Once there was a lotus flower with some very special talents. The lotus is a beautiful, rare and delicate flower, usually quite shy. But this lotus was not at all shy, this lotus reached out to others, wanted to shine. In fact, it wanted to shine so much that it really wanted to be alone in the spotlight.
Lotuses are slow to reproduce, and as the fame of the lotus grew, it needed to have more and more copies of itself available, so it found a way of reproducing itself that required only making a small slash in the stem.
The slash method helped spread the fame and success of the lotus. So much so that other flowers tried to imitate it, especially its slash technique. This made the lotus angry. “My method is unique,” it said. “When you look at me, and smell my perfume, you feel a special way. It’s my look and feel, and you can’t copy it.” At least one species of flower died trying to copy the slash method, so fiercely did the lotus battle against it.
The success of the lotus continued to grow and spread, and with it, the pride, glory and power of this normally shy flower also grew to enourmous proportions.
One day, an artist was wandering in the lotus’ forest. Although he knew of this famous, exceptional flower, he was not specially seeking it. As he wandered, he happened to come upon the lotus, in all its splendour. “Oh, how beautiful!” he exclaimed. “I would like to paint you, and put your image on screens covered with rice paper, so that people who aren’t able to care for plants as delicate as you might also be able to enjoy the beauty and splendour of your existence.”
“Nonsense,” responded the lotus. It had heard that in the city there was a new idea that decorated screens could bring the vivid experience of nature to places and people who lacked room, finances, or talent for gardening. “This just a passing fashion. My beauty and fragrance will endure for ever.”
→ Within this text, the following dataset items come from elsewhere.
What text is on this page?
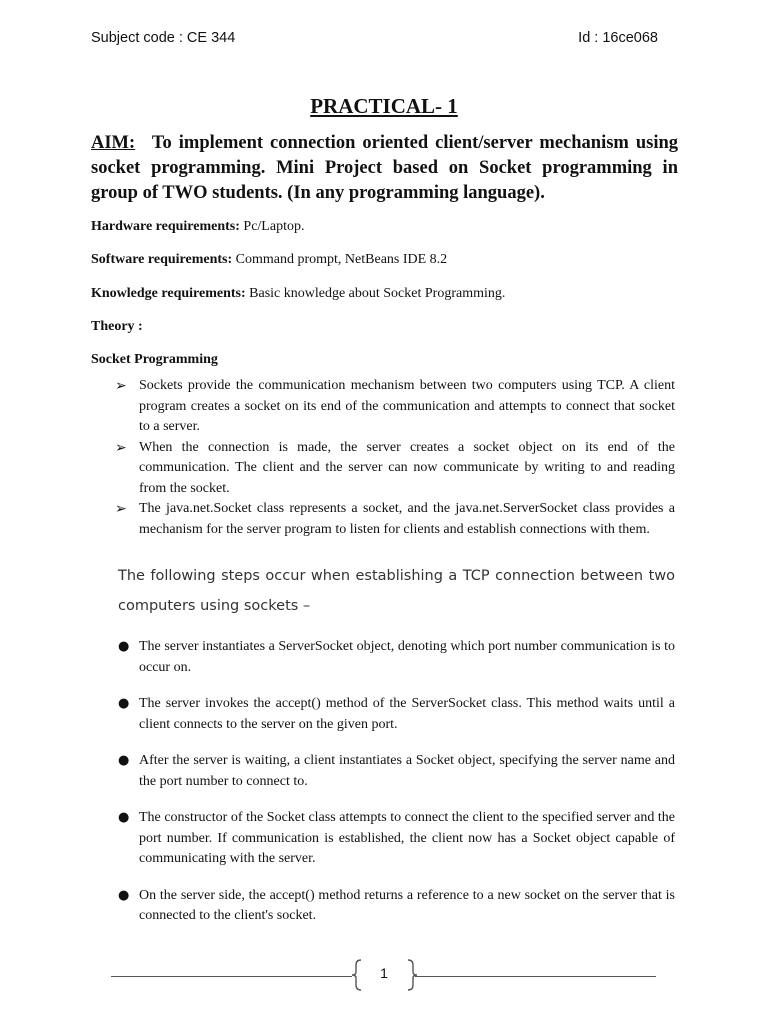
Subject code : CE 344	Id : 16ce068
PRACTICAL- 1
AIM: To implement connection oriented client/server mechanism using socket programming. Mini Project based on Socket programming in group of TWO students. (In any programming language).
Hardware requirements: Pc/Laptop.
Software requirements: Command prompt, NetBeans IDE 8.2
Knowledge requirements: Basic knowledge about Socket Programming.
Theory :
Socket Programming
➢ Sockets provide the communication mechanism between two computers using TCP. A client program creates a socket on its end of the communication and attempts to connect that socket to a server.
➢ When the connection is made, the server creates a socket object on its end of the communication. The client and the server can now communicate by writing to and reading from the socket.
➢ The java.net.Socket class represents a socket, and the java.net.ServerSocket class provides a mechanism for the server program to listen for clients and establish connections with them.
The following steps occur when establishing a TCP connection between two computers using sockets –
● The server instantiates a ServerSocket object, denoting which port number communication is to occur on.
● The server invokes the accept() method of the ServerSocket class. This method waits until a client connects to the server on the given port.
● After the server is waiting, a client instantiates a Socket object, specifying the server name and the port number to connect to.
● The constructor of the Socket class attempts to connect the client to the specified server and the port number. If communication is established, the client now has a Socket object capable of communicating with the server.
● On the server side, the accept() method returns a reference to a new socket on the server that is connected to the client's socket.
1
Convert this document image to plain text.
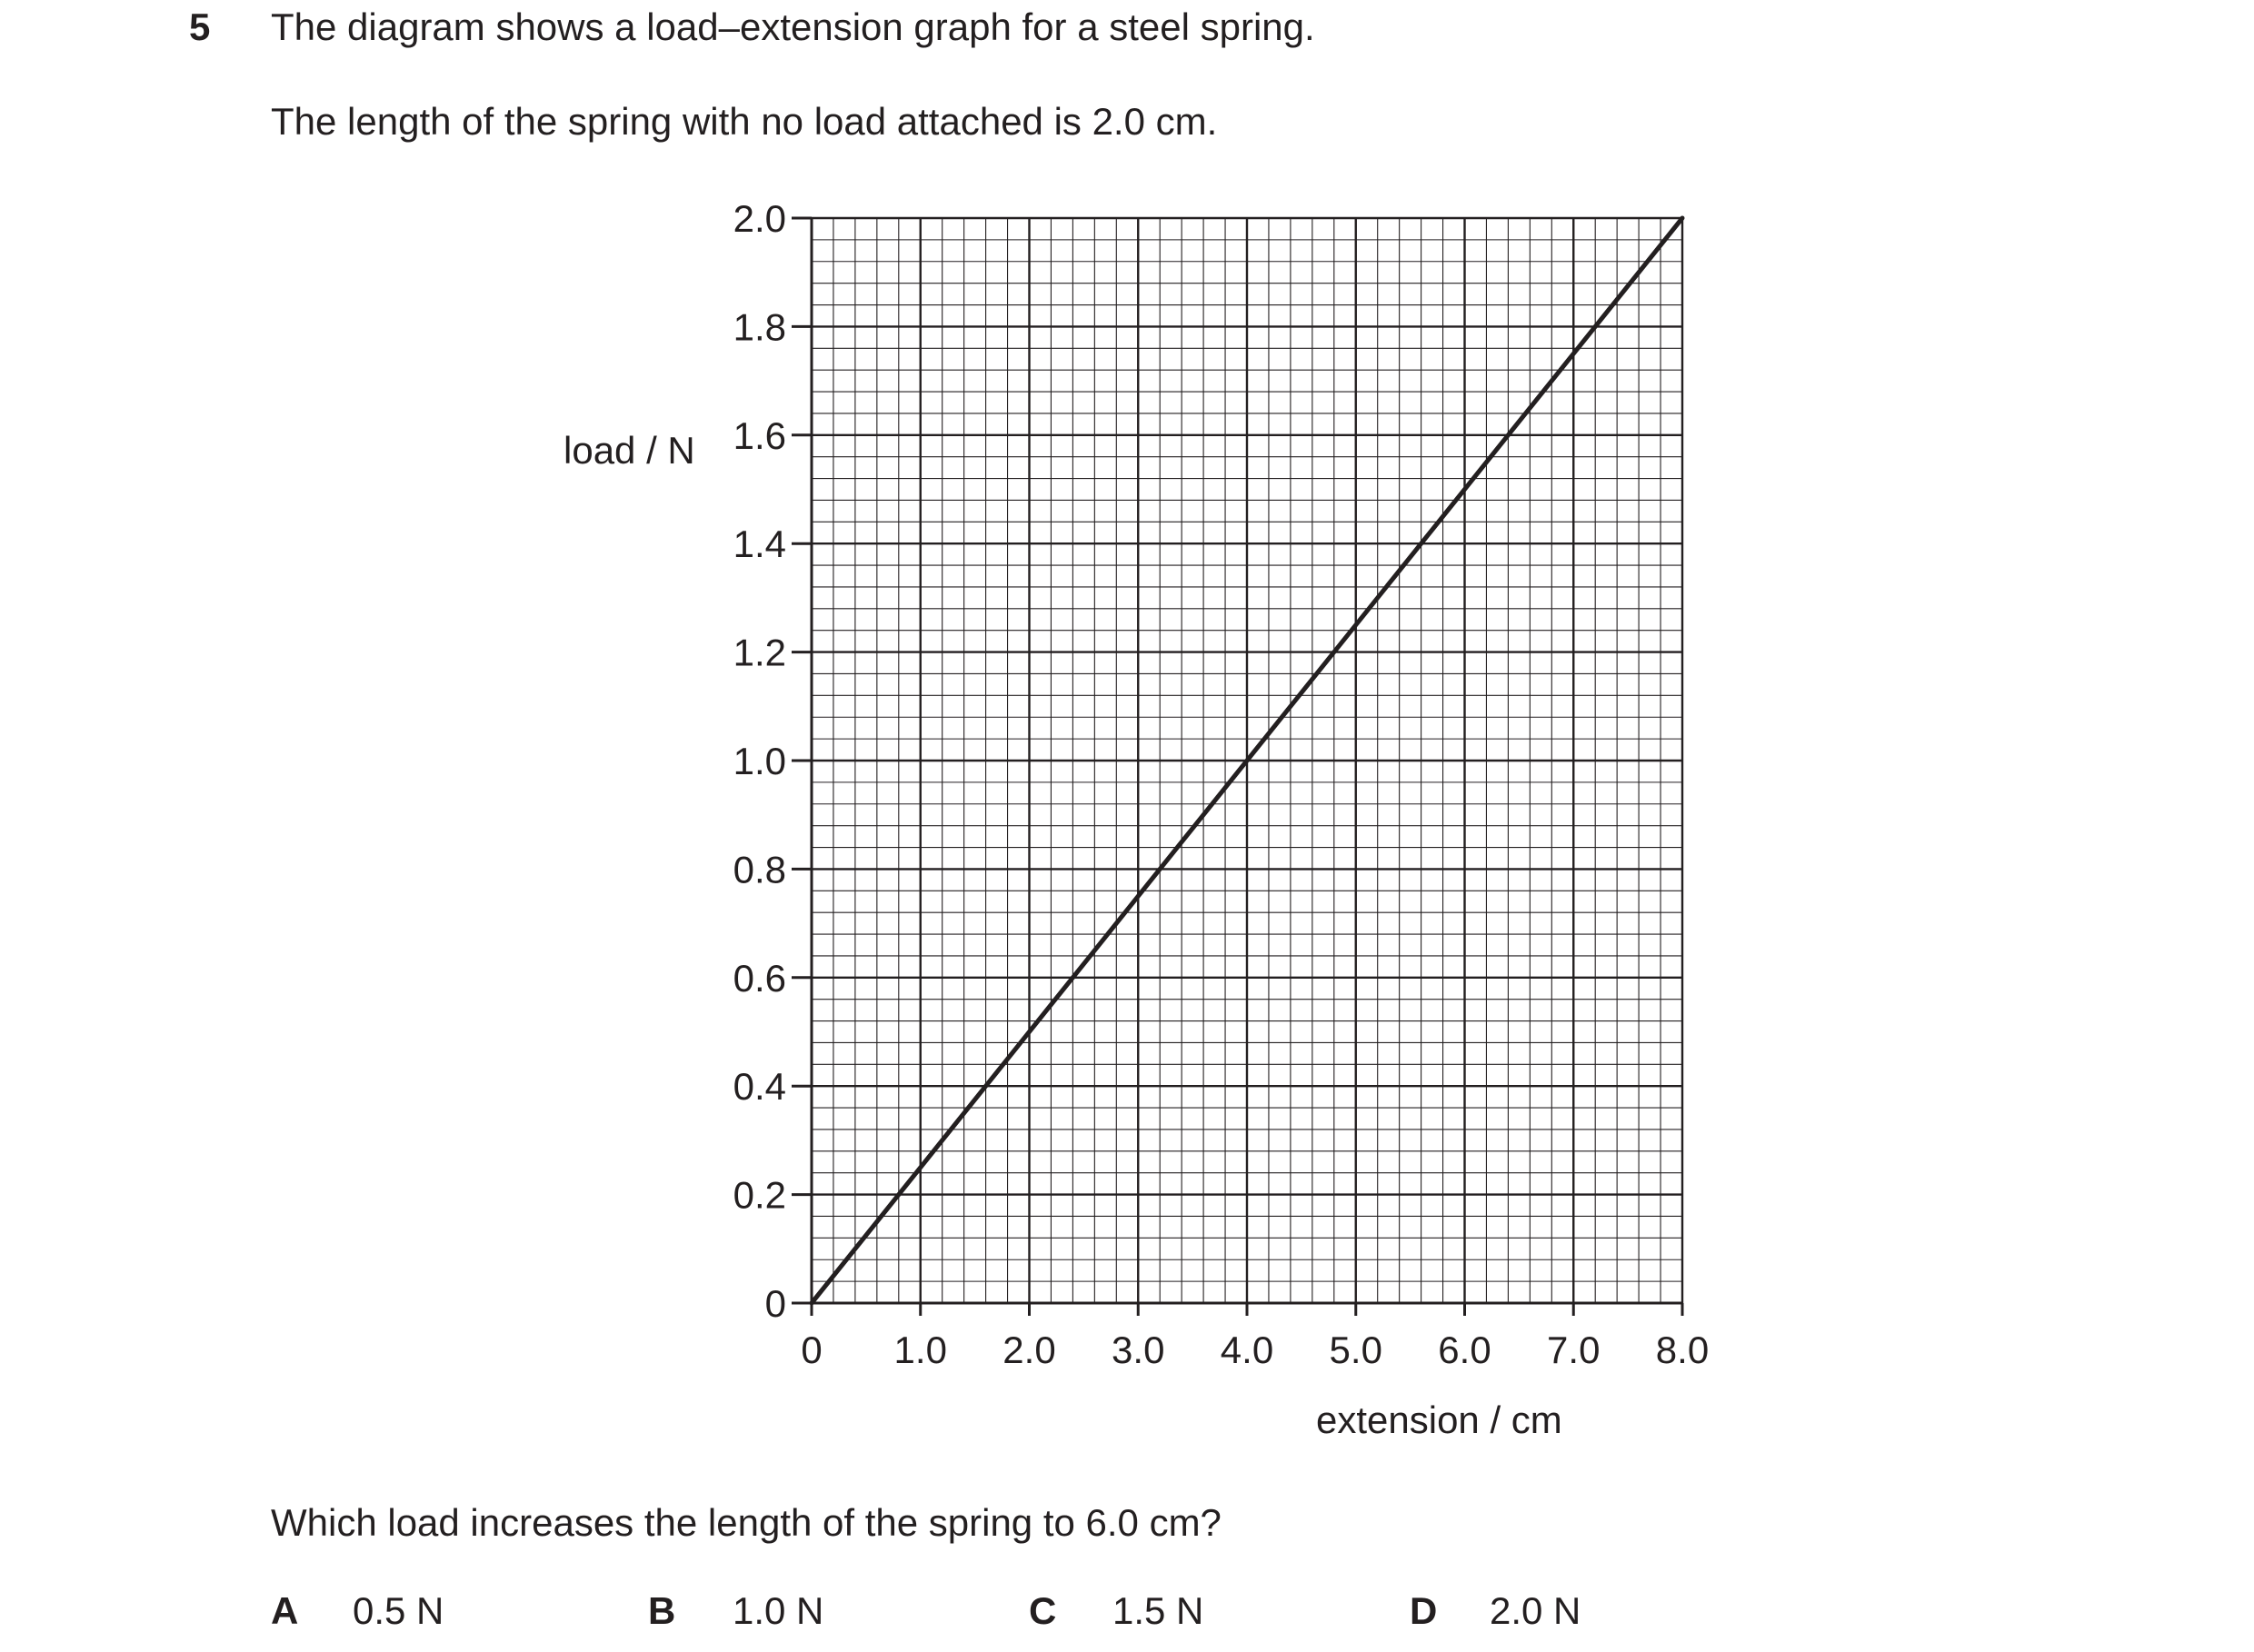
5 The diagram shows a load–extension graph for a steel spring.
The length of the spring with no load attached is 2.0 cm.
load / N
extension / cm
0 1.0 2.0 3.0 4.0 5.0 6.0 7.0 8.0
0
0.2
0.4
0.6
0.8
1.0
1.2
1.4
1.6
1.8
2.0
Which load increases the length of the spring to 6.0 cm?
A 0.5 N	B 1.0 N	C 1.5 N	D 2.0 N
Disappointed, the artist continued on his way. Unbeknownst to the lotus, however, the artist had retained a vivid impression of the lotus in his visual memory. When he returned to his studio, the artist immediately began to paint one of his screens. Mindful of the flower that had died trying to copy the lotus’ slash method, the artist, who called himself Turnstile, to represent the wooden entry gates used in fashionable gardens of his day, did not totally copy the appearance of the lotus, but tried to create a new flower, based on the eternal qualities of elegance and beauty that his model represented.
Turnstile painted and painted, and produced many different versions of his new lotus. With his talent, he soon began to excel at painting this new flower. People flocked to buy his rice paper screens and adorn their homes with them. When he came up with the idea to paint the lotus as if it were viewed from a window, looking out into a garden, Turnstile’s reputation was made. Soon he sold many more of his window screens than the Lotus could reproduce with its slash method.
The lotus, meanwhile, was getting older and exhausting its resources. As time went on, it’s beauty waned, it’s fragrance dissipated. All the lotuses made from the slash method were, of course, genetically identical, and suffered the same decline. More and more people abandoned cultivating their lotus gardens in favour of Turnstile’s window screens, which didn’t lose their beauty, and only needed a careful dusting now and then.
Sad, lonely, and bitter in its decline, the lotus was soon forgotten and passed into oblivion unnoticed. Its descendants live on into our modern times, still occupying a somewhat visible niche as host plants for new generations of flowers. They no longer have the power to influence the world, but exist under the protection of a kind giant who took them under his wing many years ago.
The look and feel of the original lotus has left us, along with the creative talent that brought its unimaginable beauty to the world of our ancestors. Turnstile’s window screens are all that is left of testimony to the glory of days gone by, and as Turnstile could not paint the lotus in its full splendour, what remains can only leave us with an impression of what that era must have been like.
PS: Any resemblance in this parable to persons or characters, living, dead, or inanimate, is purely “coincidental.”